Breslau awal 1938. Walter Redlich meminta istrinya, Jettel, dan putrinya, Regina, untuk segera meninggalkan Jerman. Keluarga Redlich adalah Yahudi dan Walter sudah beremigrasi ke Kenya. Tak lama sampai di Kenya Jettel merasakan betapa sulitnya membiasakan diri dengan kehidupan yang sepi dan keras di sana. Hanya tetangga mereka saja, Süsskind, yang telah duluan mengungsi ke sana, datang berkunjung dan membantunya dengan saran dan perbuatan. Sebaliknya, Regina putri mereka dapat dengan cepat beradaptasi dengan kehidupan barunya dan bersahabat baik dengan tukang masak merangkap pelayan, si Owuor.
Pada saat perang pecah pada 1939 Walter ditahan di kamp tahanan. Akhirnya ditetapkan bagi mereka yang bekerja bisa meninggalkan kamp tahanan. Walter yang dibebaskan itu kembali mendapatkan pekerjaan di sebuah peternakan. Pekerjaan ini diperolehnya atas usaha si istri yang tanpa sepengetahuan suaminya berselingkuh dengan seorang perwira Inggris. Regina disekolahkan di sebuah sekolah dengan asrama. Namun hubungan antara kedua suami istri itu mulai tegang. Akhirnya Walter mendaftarkan diri menjadi tentara, Jettel tinggal sendiri di peternakan dan berkencan dengan Süsskind.
Pada 9 Mei 1945 diumumkan melalui radio bahwa perang di Eropa telah usai dan Walter pulang dengan hati bahagia. Tapi ketika angkatan bersenjata memberinya dan keluarganya hak untuk kembali ke Jerman, tanah air mereka, awalnya Jettel dan Regina tidak bersedia. Mereka telah kehilangan seluruh keluarga mereka di sana. Tidak ada lagi yang membuat mereka ingin kembali ke Jerman. Tapi Walter menganggap keluarga mereka tidak akan pernah diakui benar sebagai warga Kenya. Awalnya ia ingin kembali sendiri ke Frankfurt dimana pekerjaan sebagai hakim menantinya. Namun di saat-saat akan pergi tiba-tiba ada serangan hama belalang terhadap ladang-ladang penduduk, dan Walter pun berubah pikiran dan membantu mengusir hama belalang itu. Tak lama kemudian Jettel menyerahkan padanya untuk membuat keputusan. Akhirnya mereka pun, tidak dengan keyakinan penuh, kembali ke Jerman, ke tanah air mereka.

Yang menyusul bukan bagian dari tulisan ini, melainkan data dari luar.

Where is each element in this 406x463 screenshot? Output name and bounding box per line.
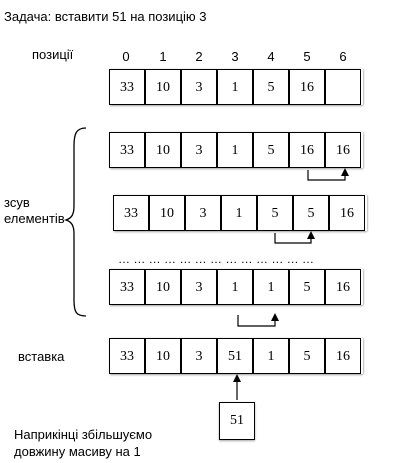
array-cell: 5 <box>289 269 325 305</box>
shift-arrow-2 <box>274 231 315 244</box>
shift-label-line1: зсув <box>4 195 30 210</box>
array-cell: 51 <box>217 338 253 374</box>
array-cell: 33 <box>109 132 145 168</box>
position-index: 1 <box>159 49 167 64</box>
position-index: 4 <box>267 49 275 64</box>
diagram-title: Задача: вставити 51 на позицію 3 <box>4 9 207 24</box>
position-index: 5 <box>303 49 311 64</box>
array-cell: 3 <box>181 269 217 305</box>
array-row-shift-1: 33 10 3 1 5 16 16 <box>109 132 363 168</box>
array-cell: 1 <box>253 338 289 374</box>
array-cell: 16 <box>329 195 365 231</box>
curly-brace <box>63 127 87 317</box>
array-cell: 16 <box>289 69 325 105</box>
array-cell: 33 <box>109 269 145 305</box>
array-cell: 16 <box>289 132 325 168</box>
footer-line1: Наприкінці збільшуємо <box>14 427 153 442</box>
insert-label: вставка <box>18 349 65 364</box>
array-cell: 3 <box>185 195 221 231</box>
array-cell: 10 <box>149 195 185 231</box>
array-cell: 3 <box>181 69 217 105</box>
array-cell: 3 <box>181 132 217 168</box>
positions-label: позиції <box>32 47 74 62</box>
shift-arrow-1 <box>307 168 349 181</box>
position-index: 6 <box>339 49 347 64</box>
array-cell: 5 <box>253 69 289 105</box>
new-value-box: 51 <box>219 402 255 440</box>
array-cell: 1 <box>217 132 253 168</box>
shift-label-line2: елементів <box>4 211 65 226</box>
array-cell: 10 <box>145 269 181 305</box>
array-cell: 5 <box>293 195 329 231</box>
shift-arrow-3 <box>237 313 279 327</box>
array-cell: 1 <box>217 69 253 105</box>
array-row-shift-2: 33 10 3 1 5 5 16 <box>113 195 367 231</box>
footer-line2: довжину масиву на 1 <box>14 444 141 459</box>
array-cell: 16 <box>325 269 361 305</box>
array-cell: 10 <box>145 132 181 168</box>
array-cell: 5 <box>257 195 293 231</box>
array-cell: 33 <box>109 338 145 374</box>
array-cell: 5 <box>289 338 325 374</box>
array-cell: 1 <box>217 269 253 305</box>
array-cell: 1 <box>253 269 289 305</box>
position-index: 2 <box>195 49 203 64</box>
array-row-shift-3: 33 10 3 1 1 5 16 <box>109 269 363 305</box>
array-cell: 1 <box>221 195 257 231</box>
ellipsis-row: … … … … … … … … … … … … … <box>118 252 315 266</box>
array-row-insert: 33 10 3 51 1 5 16 <box>109 338 363 374</box>
position-index: 0 <box>122 49 130 64</box>
array-cell: 33 <box>109 69 145 105</box>
array-cell: 33 <box>113 195 149 231</box>
array-cell: 16 <box>325 338 361 374</box>
array-cell: 10 <box>145 69 181 105</box>
array-row-initial: 33 10 3 1 5 16 <box>109 69 363 105</box>
array-cell: 16 <box>325 132 361 168</box>
array-cell: 10 <box>145 338 181 374</box>
position-index: 3 <box>231 49 239 64</box>
array-cell <box>325 69 361 105</box>
array-cell: 3 <box>181 338 217 374</box>
array-cell: 5 <box>253 132 289 168</box>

“Berantah di Afrika” didasarkan pada buku otobiografi dengan judul yang sama karya Stefanie Zweig. Film ini adalah cerita tentang nasib hidup yang tak biasa yang dari aspek atmosfer dan psikologinya dibuat secara harmonis. Sebab emigrasi ke Afrika pasca 1933 lebih merupakan pengecualian ketimbang hal yang umum. Sudah tentu dibandingkan dengan versi bukunya skenario ditulis dengan lebih padat dan di sana-sini terdapat perbedaan.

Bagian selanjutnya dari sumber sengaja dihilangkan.